Tizi-Ouzou - A la une

La population maintient le cap



Ils étaient encore très nombreux, hier, à battre le pavé à Tizi Ouzou où la 3e marche depuis la reprise du Hirak s'est ébranlée de l'entrée principale de l'Université Mouloud-Mammeri, vers 13h30, pour prendre fin deux heures plus tard, à la place de L'Olivier, à l'autre bout de la ville.Le cordon de la police anti-émeute installé, comme chaque vendredi, depuis les premières heures de la matinée, a tenté, dans un premier temps, de faire barrage aux manifestants, au niveau du stade du 1er-Novembre. En vain.
La marée humaine était tellement dense qu'il a fini par céder. Les policiers qui régnaient sur la ville dans la matinée ont fini par ranger boucliers et matraques, laissant, ainsi, la foule prendre totalement possession de la rue.
Les vagues de manifestants avançaient en scandant les slogans habituels du Hirak appelant au changement radical du système, à l'instauration d'une véritable démocratie, à une justice indépendante, à une presse libre et à la libération des détenus d'opinion et politiques. "Pouvoir assassin", "Système dégage", "Libérez l'Algérie", "Yasskout nidham", "Dawla madania machi asskaria", "Istiqlal", criaient-ils sans interruption.
"Rien n'a changé, Tebboune n'a rien fait depuis sa prise de pouvoir. C'est le même système qui en train de se régénérer à travers la Nouvelle Algérie", a clamé un vieil homme qui brandissait une pancarte sur laquelle on pouvait lire : "Système dégage".

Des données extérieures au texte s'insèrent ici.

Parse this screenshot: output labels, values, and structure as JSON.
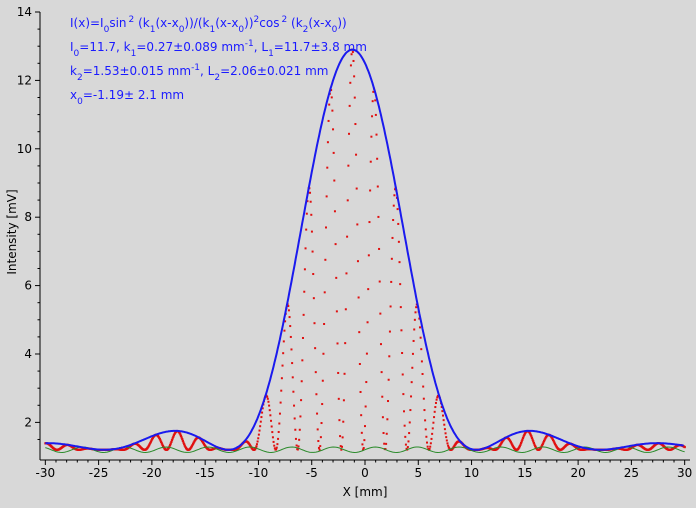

D'autres pancartes portaient des phrases telles que "la police et la justice emprisonnent les hommes intègres et patriotes, mais protègent les voleurs". Sur une large banderole accrochée par les manifestants au niveau de la première trémie du centre-ville, il était écrit : "Ya Tebboune, si on veut connaître un peuple, il faut bien écouter sa musique."
Une banderole qui met en évidence le fossé entre les aspirations du peuple et la feuille de route du pouvoir. Plus nombreuses encore les pancartes qui appelaient à "la transition démocratique", "une Algérie libre, démocratique et laïque".
Comme pour démontrer que les islamistes n'ont aucune mainmise sur la rue, du moins à Tizi Ouzou, de nombreux manifestants brandissaient des pancartes sur lesquelles on pouvait lire : "Notre Algérie n'est ni islamiste ni militaire". Les slogans qui, à chaque fois, faisaient référence au Congrès de la Soummam achevaient de démontrer le rejet de l'islamisme dans la capitale du Djurdjura.
Contrairement aux deux vendredis précédents, la marche d'hier a été marquée par un retour massif des portraits de révolutionnaires tels Abane Ramdane, Boudiaf, Lakhdher Bouregâa, Aït Ahmed, Fadhma n'Soummer qui ont été brandis par les manifestants tout au long de cette marche qui prenait la direction de la place de L'Olivier, qui fait face au commissariat centrale et à la cour de justice.